Ministerial Meandering
Universes
‘Whatever universe you inhabit, imagined or real, enjoy it and share that joy with others who are with you in that universe.’
I took this quotation from a memory shared by a 90 year-old friend. It is what his father-in-law taught him when he had been a young man courting his daughter.
His father-in-law had been a great story-teller, later regaling his grandchildren with fearsome tales of how wild crocodiles and tigers would come and visit him to talk in the night - but somehow the grandchildren never got to see them when these creatures came to visit grandpa.
The imagination is a powerful thing, and I recall my mother reading to me when I was very small, and telling me to close my eyes so that I could see the characters of the story in my imagination. It is a wonderful way to listen to stories being read - so long as you don’t fall asleep.
She also got me to use my imagination by reading poems, one of which was about looking into the fire that warmed our small living room, and ‘seeing’ the cities made of coal. I wish I could find that poem again - but I haven’t been able to.
So many of our stories are about worlds or universes that only exist in our imaginations.
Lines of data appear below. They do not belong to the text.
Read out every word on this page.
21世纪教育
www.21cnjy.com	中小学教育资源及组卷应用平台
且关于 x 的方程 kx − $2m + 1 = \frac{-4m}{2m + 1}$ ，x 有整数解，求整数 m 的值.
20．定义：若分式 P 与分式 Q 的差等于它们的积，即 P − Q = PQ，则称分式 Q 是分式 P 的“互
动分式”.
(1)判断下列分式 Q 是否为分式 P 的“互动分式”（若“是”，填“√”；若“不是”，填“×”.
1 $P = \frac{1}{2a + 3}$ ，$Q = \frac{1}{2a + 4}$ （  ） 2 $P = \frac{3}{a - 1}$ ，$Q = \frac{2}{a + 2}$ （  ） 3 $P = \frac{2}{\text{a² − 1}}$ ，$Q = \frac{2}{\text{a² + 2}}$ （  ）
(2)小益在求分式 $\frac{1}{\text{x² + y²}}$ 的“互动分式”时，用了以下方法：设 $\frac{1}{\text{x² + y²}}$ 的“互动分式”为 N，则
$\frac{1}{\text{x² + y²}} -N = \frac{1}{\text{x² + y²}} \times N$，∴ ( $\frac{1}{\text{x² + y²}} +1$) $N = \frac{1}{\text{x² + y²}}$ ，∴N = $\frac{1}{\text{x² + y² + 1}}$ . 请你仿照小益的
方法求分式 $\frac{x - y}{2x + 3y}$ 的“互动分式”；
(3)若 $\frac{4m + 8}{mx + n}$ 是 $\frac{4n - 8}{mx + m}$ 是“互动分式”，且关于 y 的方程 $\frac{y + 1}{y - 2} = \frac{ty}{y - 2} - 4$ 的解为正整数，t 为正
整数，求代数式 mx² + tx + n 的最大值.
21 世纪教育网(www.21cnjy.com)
Are they any less valid for that? After all, we know that other creatures can see parts of the electromagnetic spectrum that we cannot, and others again can hear frequencies that are beyond our perception. We know, too, that electrons leap from the atoms of tungsten filaments of light bulbs, and fall back again to produce photons - light; but no-one has ever seen an electron.
Why, then, should we find it difficult to believe in parallel universes? Why should I be carted off to the funny farm because I believe I have fairies at the bottom of my garden?
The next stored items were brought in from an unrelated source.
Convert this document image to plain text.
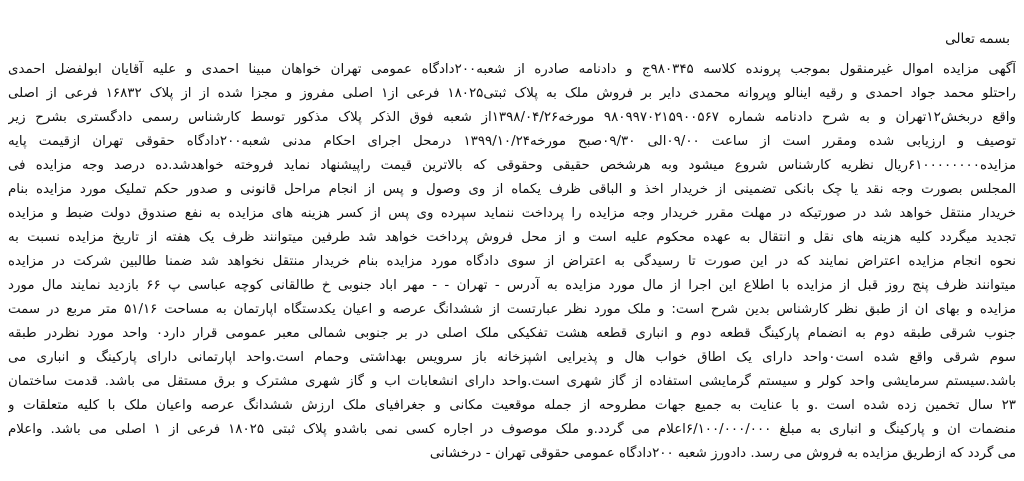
بسمه تعالی
آگهی مزایده اموال غیرمنقول بموجب پرونده کلاسه ۹۸۰۳۴۵ج و دادنامه صادره از شعبه۲۰۰دادگاه عمومی تهران خواهان مبینا احمدی و علیه آقایان ابولفضل احمدی
راحتلو محمد جواد احمدی و رقیه اینالو وپروانه محمدی دایر بر فروش ملک به پلاک ثبتی۱۸۰۲۵ فرعی از۱ اصلی مفروز و مجزا شده از از پلاک ۱۶۸۳۲ فرعی از اصلی
واقع دربخش۱۲تهران و به شرح دادنامه شماره ۹۸۰۹۹۷۰۲۱۵۹۰۰۵۶۷ مورخه۱۳۹۸/۰۴/۲۶از شعبه فوق الذکر پلاک مذکور توسط کارشناس رسمی دادگستری بشرح زیر
توصیف و ارزیابی شده ومقرر است از ساعت ۰۹/۰۰الی ۰۹/۳۰صبح مورخه۱۳۹۹/۱۰/۲۴ درمحل اجرای احکام مدنی شعبه۲۰۰دادگاه حقوقی تهران ازقیمت پایه
مزایده۶۱۰۰۰۰۰۰۰۰ریال نظریه کارشناس شروع میشود وبه هرشخص حقیقی وحقوقی که بالاترین قیمت راپیشنهاد نماید فروخته خواهدشد.ده درصد وجه مزایده فی
المجلس بصورت وجه نقد یا چک بانکی تضمینی از خریدار اخذ و الباقی ظرف یکماه از وی وصول و پس از انجام مراحل قانونی و صدور حکم تملیک مورد مزایده بنام
خریدار منتقل خواهد شد در صورتیکه در مهلت مقرر خریدار وجه مزایده را پرداخت ننماید سپرده وی پس از کسر هزینه های مزایده به نفع صندوق دولت ضبط و مزایده
تجدید میگردد کلیه هزینه های نقل و انتقال به عهده محکوم علیه است و از محل فروش پرداخت خواهد شد طرفین میتوانند ظرف یک هفته از تاریخ مزایده نسبت به
نحوه انجام مزایده اعتراض نمایند که در این صورت تا رسیدگی به اعتراض از سوی دادگاه مورد مزایده بنام خریدار منتقل نخواهد شد ضمنا طالبین شرکت در مزایده
میتوانند ظرف پنج روز قبل از مزایده با اطلاع این اجرا از مال مورد مزایده به آدرس - تهران - - مهر اباد جنوبی خ طالقانی کوچه عباسی پ ۶۶ بازدید نمایند مال مورد
مزایده و بهای ان از طبق نظر کارشناس بدین شرح است: و ملک مورد نظر عبارتست از ششدانگ عرصه و اعیان یکدستگاه اپارتمان به مساحت ۵۱/۱۶ متر مربع در سمت
جنوب شرقی طبقه دوم به انضمام پارکینگ قطعه دوم و انباری قطعه هشت تفکیکی ملک اصلی در بر جنوبی شمالی معبر عمومی قرار دارد۰ واحد مورد نظردر طبقه
سوم شرقی واقع شده است۰واحد دارای یک اطاق خواب هال و پذیرایی اشپزخانه باز سرویس بهداشتی وحمام است.واحد اپارتمانی دارای پارکینگ و انباری می
باشد.سیستم سرمایشی واحد کولر و سیستم گرمایشی استفاده از گاز شهری است.واحد دارای انشعابات اب و گاز شهری مشترک و برق مستقل می باشد. قدمت ساختمان
۲۳ سال تخمین زده شده است .و با عنایت به جمیع جهات مطروحه از جمله موقعیت مکانی و جغرافیای ملک ارزش ششدانگ عرصه واعیان ملک با کلیه متعلقات و
منضمات ان و پارکینگ و انباری به مبلغ ۶/۱۰۰/۰۰۰/۰۰۰اعلام می گردد.و ملک موصوف در اجاره کسی نمی باشدو پلاک ثبتی ۱۸۰۲۵ فرعی از ۱ اصلی می باشد. واعلام
می گردد که ازطریق مزایده به فروش می رسد. دادورز شعبه ۲۰۰دادگاه عمومی حقوقی تهران - درخشانی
Some of the greatest art has been produced out of the imaginary worlds in our heads. Visions have given rise to magnificent paintings and sculptures; I hear tunes in my head - I only wish I could write them down as Mozart and Bach did, before I forget them.
For certain, there are universes that call us to acknowledge them, and doing so does not make us mad - it makes us aware.
Your consciousness and your unconsciousness play games with each other as you go to sleep and as you wake - the one handing over control to the other. So it should be with our spiritual lives, which is another form of ‘consciousness’. Our awareness of other forms of energy is only a wise and respectful acknowledgment that our 5 obvious senses do not reveal all there is to know about our universe - and that’s the only one that we know of.
How much time you spend in prayer and meditation is a reflection of how much you value your awareness of your spiritual life. Ultimately, it is where you are going to spend the majority of your existence - so it’s probably worth getting to know it well now.